McCloskey was co-chair of the first Earth Day. Its Democratic organizers, who crossed the political spectrum in 1970, could not find any other Republicans willing to do so.

But not all Democrats were captivated by the outspoken McCloskey, particularly after he began airing his views on the Middle East in the early 1980s. McCloskey supported Yasser Arafat, then president of the Palestine Liberation Organization. , and angered Jewish organizations with his criticism of what he saw as undue influence by the “Jewish lobby” on American policies.

In 1982, McCloskey lost to future Governor Pete Wilson in the primary election for the United States Senate. He told The Times that his controversial positions on Israel may have contributed to his defeat.

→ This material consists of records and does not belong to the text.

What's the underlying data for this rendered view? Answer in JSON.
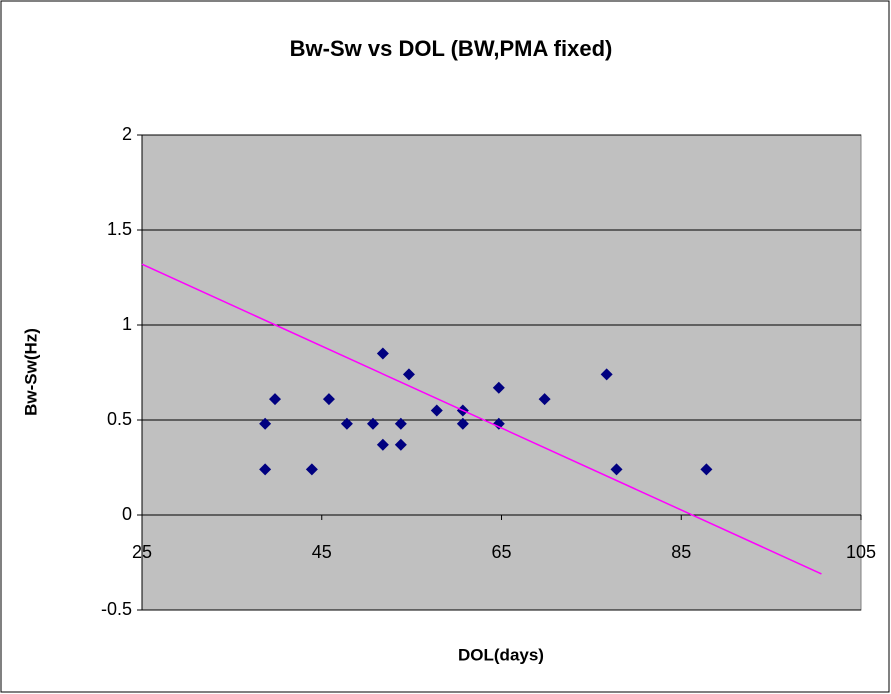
{
  "chart_data": {
    "type": "scatter",
    "title": "Bw-Sw vs DOL (BW,PMA fixed)",
    "x_label": "DOL(days)",
    "y_label": "Bw-Sw(Hz)",
    "xlim": [
      25,
      105
    ],
    "xticks": [
      25,
      45,
      65,
      85,
      105
    ],
    "ylim": [
      -0.5,
      2
    ],
    "yticks": [
      -0.5,
      0,
      0.5,
      1,
      1.5,
      2
    ],
    "grid": true,
    "background": "#c0c0c0",
    "series": [
      {
        "color": "#000080",
        "x": [
          38.7,
          38.7,
          39.8,
          43.9,
          45.8,
          47.8,
          50.7,
          51.8,
          51.8,
          53.8,
          53.8,
          54.7,
          57.8,
          60.7,
          60.7,
          64.7,
          64.7,
          69.8,
          76.7,
          77.8,
          87.8
        ],
        "values": [
          0.48,
          0.24,
          0.61,
          0.24,
          0.61,
          0.48,
          0.48,
          0.85,
          0.37,
          0.48,
          0.37,
          0.74,
          0.55,
          0.55,
          0.48,
          0.67,
          0.48,
          0.61,
          0.74,
          0.24,
          0.24
        ]
      }
    ],
    "trendline": {
      "color": "#ff00ff",
      "x": [
        25,
        100.6
      ],
      "values": [
        1.32,
        -0.31
      ]
    }
  }
}
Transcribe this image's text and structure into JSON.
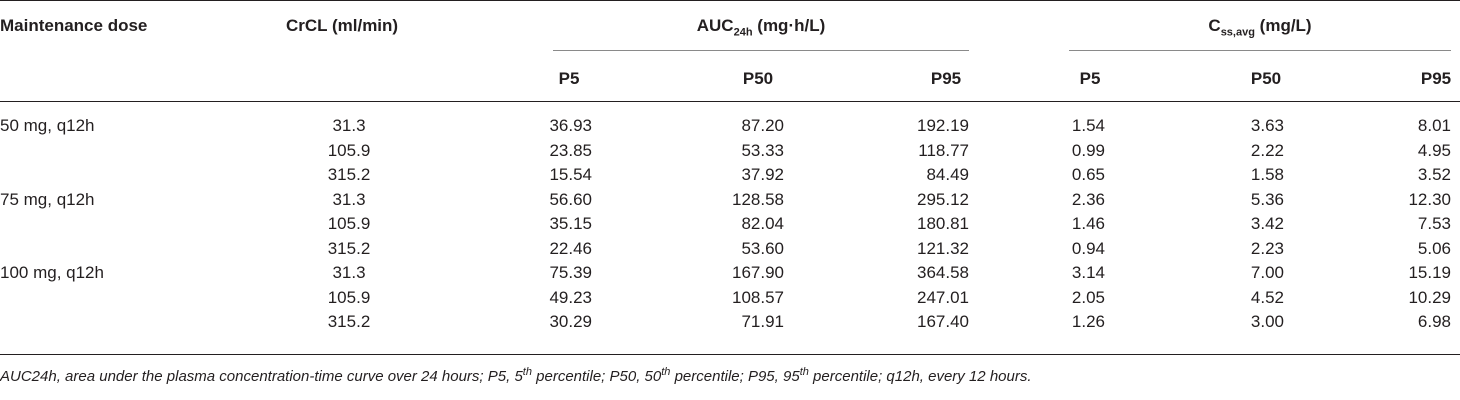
{
  "table": {
    "headers": {
      "maintenance_dose": "Maintenance dose",
      "crcl": "CrCL (ml/min)",
      "auc_main": "AUC",
      "auc_sub": "24h",
      "auc_unit": " (mg·h/L)",
      "css_main": "C",
      "css_sub": "ss,avg",
      "css_unit": " (mg/L)",
      "auc_p5": "P5",
      "auc_p50": "P50",
      "auc_p95": "P95",
      "css_p5": "P5",
      "css_p50": "P50",
      "css_p95": "P95"
    },
    "rows": [
      {
        "dose": "50 mg, q12h",
        "crcl": "31.3",
        "auc_p5": "36.93",
        "auc_p50": "87.20",
        "auc_p95": "192.19",
        "css_p5": "1.54",
        "css_p50": "3.63",
        "css_p95": "8.01"
      },
      {
        "dose": "",
        "crcl": "105.9",
        "auc_p5": "23.85",
        "auc_p50": "53.33",
        "auc_p95": "118.77",
        "css_p5": "0.99",
        "css_p50": "2.22",
        "css_p95": "4.95"
      },
      {
        "dose": "",
        "crcl": "315.2",
        "auc_p5": "15.54",
        "auc_p50": "37.92",
        "auc_p95": "84.49",
        "css_p5": "0.65",
        "css_p50": "1.58",
        "css_p95": "3.52"
      },
      {
        "dose": "75 mg, q12h",
        "crcl": "31.3",
        "auc_p5": "56.60",
        "auc_p50": "128.58",
        "auc_p95": "295.12",
        "css_p5": "2.36",
        "css_p50": "5.36",
        "css_p95": "12.30"
      },
      {
        "dose": "",
        "crcl": "105.9",
        "auc_p5": "35.15",
        "auc_p50": "82.04",
        "auc_p95": "180.81",
        "css_p5": "1.46",
        "css_p50": "3.42",
        "css_p95": "7.53"
      },
      {
        "dose": "",
        "crcl": "315.2",
        "auc_p5": "22.46",
        "auc_p50": "53.60",
        "auc_p95": "121.32",
        "css_p5": "0.94",
        "css_p50": "2.23",
        "css_p95": "5.06"
      },
      {
        "dose": "100 mg, q12h",
        "crcl": "31.3",
        "auc_p5": "75.39",
        "auc_p50": "167.90",
        "auc_p95": "364.58",
        "css_p5": "3.14",
        "css_p50": "7.00",
        "css_p95": "15.19"
      },
      {
        "dose": "",
        "crcl": "105.9",
        "auc_p5": "49.23",
        "auc_p50": "108.57",
        "auc_p95": "247.01",
        "css_p5": "2.05",
        "css_p50": "4.52",
        "css_p95": "10.29"
      },
      {
        "dose": "",
        "crcl": "315.2",
        "auc_p5": "30.29",
        "auc_p50": "71.91",
        "auc_p95": "167.40",
        "css_p5": "1.26",
        "css_p50": "3.00",
        "css_p95": "6.98"
      }
    ]
  },
  "footnote": {
    "part1": "AUC24h, area under the plasma concentration-time curve over 24 hours; P5, 5",
    "sup1": "th",
    "part2": " percentile; P50, 50",
    "sup2": "th",
    "part3": " percentile; P95, 95",
    "sup3": "th",
    "part4": " percentile; q12h, every 12 hours."
  }
}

Returning to California, McCloskey practiced law in the San Francisco area before reducing his hours and moving to a ranch near the small Yolo County town of Rumsey.

McCloskey, who raised Arabian horses and grew organic olives and oranges, ran a quixotic primary campaign in 2006 against Rep. Richard Pombo, a veteran Republican congressman known for his opposition to environmental regulations. McCloskey lost, but Democrats credited him with weakening Pombo, who was defeated in the general election.

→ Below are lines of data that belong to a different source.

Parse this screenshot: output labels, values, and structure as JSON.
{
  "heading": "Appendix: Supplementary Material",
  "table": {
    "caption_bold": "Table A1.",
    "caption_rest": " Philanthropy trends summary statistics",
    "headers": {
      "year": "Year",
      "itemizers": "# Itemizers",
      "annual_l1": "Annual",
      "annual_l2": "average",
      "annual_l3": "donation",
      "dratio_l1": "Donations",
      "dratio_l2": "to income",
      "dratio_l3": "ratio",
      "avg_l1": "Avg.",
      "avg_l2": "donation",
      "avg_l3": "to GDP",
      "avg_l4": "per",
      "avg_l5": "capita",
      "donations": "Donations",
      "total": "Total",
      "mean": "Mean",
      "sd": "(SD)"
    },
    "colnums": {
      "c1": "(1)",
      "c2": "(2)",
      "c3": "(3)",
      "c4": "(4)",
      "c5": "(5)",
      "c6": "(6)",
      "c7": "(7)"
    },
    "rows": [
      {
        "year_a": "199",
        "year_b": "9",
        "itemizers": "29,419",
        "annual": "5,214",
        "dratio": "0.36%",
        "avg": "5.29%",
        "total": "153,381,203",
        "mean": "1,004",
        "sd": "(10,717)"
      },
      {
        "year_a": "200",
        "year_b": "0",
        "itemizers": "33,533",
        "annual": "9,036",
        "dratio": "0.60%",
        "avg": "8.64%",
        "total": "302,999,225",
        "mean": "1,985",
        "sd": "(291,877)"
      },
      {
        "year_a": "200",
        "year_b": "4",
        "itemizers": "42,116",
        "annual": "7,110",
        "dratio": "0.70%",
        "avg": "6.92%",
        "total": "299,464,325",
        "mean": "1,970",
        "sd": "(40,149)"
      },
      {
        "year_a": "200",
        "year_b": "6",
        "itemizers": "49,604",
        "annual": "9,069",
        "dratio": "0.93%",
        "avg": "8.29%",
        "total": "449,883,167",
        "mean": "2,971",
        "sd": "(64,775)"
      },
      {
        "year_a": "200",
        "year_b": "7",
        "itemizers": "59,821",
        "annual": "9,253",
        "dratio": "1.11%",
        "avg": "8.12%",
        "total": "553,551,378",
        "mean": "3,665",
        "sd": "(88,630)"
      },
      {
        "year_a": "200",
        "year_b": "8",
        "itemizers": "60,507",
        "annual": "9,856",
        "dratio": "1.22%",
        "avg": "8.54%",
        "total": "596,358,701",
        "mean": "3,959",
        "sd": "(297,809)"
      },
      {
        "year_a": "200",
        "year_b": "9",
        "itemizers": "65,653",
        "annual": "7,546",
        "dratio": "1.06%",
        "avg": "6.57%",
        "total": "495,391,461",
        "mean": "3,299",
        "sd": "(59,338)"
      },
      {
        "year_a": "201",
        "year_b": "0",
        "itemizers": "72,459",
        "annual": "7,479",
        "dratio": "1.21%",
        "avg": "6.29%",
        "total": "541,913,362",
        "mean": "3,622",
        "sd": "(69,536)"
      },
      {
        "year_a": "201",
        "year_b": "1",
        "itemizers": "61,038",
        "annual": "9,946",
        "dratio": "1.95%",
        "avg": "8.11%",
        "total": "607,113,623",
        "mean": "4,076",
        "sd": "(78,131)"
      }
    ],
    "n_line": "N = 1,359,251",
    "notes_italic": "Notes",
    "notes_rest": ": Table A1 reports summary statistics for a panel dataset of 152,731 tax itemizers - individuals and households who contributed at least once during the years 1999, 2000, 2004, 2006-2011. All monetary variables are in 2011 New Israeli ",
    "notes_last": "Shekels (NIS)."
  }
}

A year later, McCloskey, repulsed by a series of influence-peddling scandals and the “misdeeds and incompetence” of the George W. Bush administration, switched parties. For 59 years he had been a Republican, but in an email to local newspapers, the budding Democrat denounced “the stench of Jack Abramoff” and declared of Republican leaders: “A disease to them and their values.”

McCloskey was born in San Bernardino on September 29, 1927, and grew up in South Pasadena. His father and both grandparents were lawyers.

After graduating from high school in 1945, he served in the Navy until 1947. He earned a bachelor's degree from Stanford in 1950 and enlisted in the Marine Corps to fight in Korea. His accolades included the Navy Cross, the Silver Star and, for wounds received while leading a rifle platoon, two Purple Hearts.

At a Christmas party in 2011, he gave one of them to then-Rep. Jackie Speier, Democratic legislator from Hillsborough. As an aide to Rep. Leo Ryan in 1978, she was shot five times while helping evacuate deserters fleeing Jonestown, the Guyana commune where some 900 people died in a massacre.

“He earned it,” McCloskey told The Times. “She was hurt more than I was.”

McCloskey's injuries were also emotional. He suffered from post-traumatic stress disorder and dreamed repeatedly of peering into a trench and emptying his gun into young, terrified enemy troops.

In 2014, he traveled to North Korea and arranged a meeting with a war veteran from the other side: a retired three-star general who, like McCloskey, had been wounded.

“I told him how bravely I thought his people had fought and we hugged,” McCloskey told The Times. “We ended up agreeing that we don't want our grandchildren or great-grandchildren to fight, that war is hell and there is no glory in it.”

McCloskey is survived by his wife, Helen, his longtime press secretary, whom he married in 1978, and four children by his first wife: Nancy, Peter, John and Kathleen.

Chawkins is a former Times staff writer.